Former employees of the DA’s office who worked under Rollins, none of whom would speak on the record, pointed to other changes in the office. For one, Hayden has appointed as members of his executive team several of his former colleagues from the administrations of former District Attorneys Ralph Martin and Dan Conley, including Kevin Mullen, whom Hayden appointed as his first assistant district attorney.
Mullen, a Quincy resident, frequently defended police officers in misconduct cases while working in private practice.
At the same time, Hayden dismantled the office’s Special Prosecutions Unit, which Rollins established in part to prosecute cases of misconduct in law enforcement.
A spokesman for Hayden’s office, James Borghesani, reiterated Hayden’s claim that he is continuing Rollins’ reform policies.
“We haven’t rolled back a single one of her positions,” he told the Banner.
But public defenders reached by the Banner said they have seen notable changes in the office.
“It’s not a continuation of Rachael’s policies,” said Arnie Stewart, deputy chief counsel at the Committee for Public Counsel Services. “It feels like a departure.”
The race
Early in his tenure, Hayden announced he would prioritize removing illegal handguns from the streets of Suffolk County.

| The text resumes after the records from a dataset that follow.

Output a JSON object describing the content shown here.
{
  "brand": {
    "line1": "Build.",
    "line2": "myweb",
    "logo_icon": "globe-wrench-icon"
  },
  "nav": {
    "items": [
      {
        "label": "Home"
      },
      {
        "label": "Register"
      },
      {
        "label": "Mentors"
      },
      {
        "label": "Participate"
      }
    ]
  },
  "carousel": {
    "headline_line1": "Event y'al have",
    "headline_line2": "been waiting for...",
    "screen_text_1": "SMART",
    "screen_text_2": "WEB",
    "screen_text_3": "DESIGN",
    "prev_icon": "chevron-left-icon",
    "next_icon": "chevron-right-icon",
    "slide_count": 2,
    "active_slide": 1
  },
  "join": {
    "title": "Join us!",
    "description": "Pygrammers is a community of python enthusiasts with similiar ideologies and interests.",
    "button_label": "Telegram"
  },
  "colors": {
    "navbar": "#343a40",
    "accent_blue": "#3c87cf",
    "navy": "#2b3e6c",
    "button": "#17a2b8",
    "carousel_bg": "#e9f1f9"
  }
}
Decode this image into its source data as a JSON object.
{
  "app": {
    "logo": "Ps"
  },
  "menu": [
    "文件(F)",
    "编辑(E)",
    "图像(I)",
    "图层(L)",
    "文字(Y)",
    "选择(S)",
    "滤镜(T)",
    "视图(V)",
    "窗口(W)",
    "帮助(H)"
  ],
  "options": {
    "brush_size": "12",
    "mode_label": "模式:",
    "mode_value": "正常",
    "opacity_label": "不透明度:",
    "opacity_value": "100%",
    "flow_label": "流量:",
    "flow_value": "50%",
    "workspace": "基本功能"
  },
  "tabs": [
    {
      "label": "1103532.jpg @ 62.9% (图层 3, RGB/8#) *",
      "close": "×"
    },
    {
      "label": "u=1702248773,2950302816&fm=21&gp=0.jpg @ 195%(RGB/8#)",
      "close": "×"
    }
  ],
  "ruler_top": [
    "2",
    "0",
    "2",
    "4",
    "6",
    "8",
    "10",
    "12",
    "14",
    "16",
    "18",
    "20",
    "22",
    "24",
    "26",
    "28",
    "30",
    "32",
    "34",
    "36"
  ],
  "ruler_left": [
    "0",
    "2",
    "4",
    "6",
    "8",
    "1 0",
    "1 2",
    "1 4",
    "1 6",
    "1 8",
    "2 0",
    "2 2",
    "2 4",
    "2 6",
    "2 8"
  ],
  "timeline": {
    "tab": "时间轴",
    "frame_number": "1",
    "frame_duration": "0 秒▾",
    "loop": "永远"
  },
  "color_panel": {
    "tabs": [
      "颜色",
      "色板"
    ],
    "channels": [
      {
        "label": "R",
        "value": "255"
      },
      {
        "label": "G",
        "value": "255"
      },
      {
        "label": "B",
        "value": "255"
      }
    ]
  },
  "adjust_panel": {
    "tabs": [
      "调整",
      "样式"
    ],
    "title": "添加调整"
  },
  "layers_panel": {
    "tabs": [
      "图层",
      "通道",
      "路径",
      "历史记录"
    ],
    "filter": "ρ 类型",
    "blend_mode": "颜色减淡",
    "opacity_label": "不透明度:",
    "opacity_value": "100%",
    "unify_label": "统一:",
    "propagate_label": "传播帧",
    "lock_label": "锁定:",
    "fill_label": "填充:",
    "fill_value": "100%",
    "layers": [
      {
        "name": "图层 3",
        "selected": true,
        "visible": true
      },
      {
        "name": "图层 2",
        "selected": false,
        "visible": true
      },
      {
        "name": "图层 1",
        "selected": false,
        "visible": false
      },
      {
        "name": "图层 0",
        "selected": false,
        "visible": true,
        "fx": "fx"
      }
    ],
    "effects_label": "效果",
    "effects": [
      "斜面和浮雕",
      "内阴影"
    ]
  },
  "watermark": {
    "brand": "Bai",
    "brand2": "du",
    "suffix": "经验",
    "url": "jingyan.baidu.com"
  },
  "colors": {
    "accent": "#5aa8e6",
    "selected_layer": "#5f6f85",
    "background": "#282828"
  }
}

In March, he rolled out a rapid indictment program for people charged in gun cases, assigning two prosecutors and making two grand juries available to prosecute gun crimes.
Dorchester activist Davida Andelman said Hayden’s focus on removing illegal guns as well as his history working as an assistant district attorney with the Safe Streets Initiative in the 1990s helped him win the endorsement of the Ward 15 Democratic Committee.
“He got neighborhood engagement back then,” she said.
The nod from the Dorchester Democrats along with an endorsement Tuesday from his former boss, Ralph Martin, and a nod last week from U.S. Rep. Stephen Lynch represented his most significant endorsements yet.
Arroyo, who announced his campaign for the seat in January, however, has received the lion’s share of endorsements, with most Black and Latino elected officials in Boston and Chelsea backing his campaign, as well as Mayor Michelle Wu and U.S. Senators Ed Markey and Elizabeth Warren.
Hayden and Arroyo will appear on the Democratic ballot in the Sept. 6 primary. The winner will be unopposed in the November election.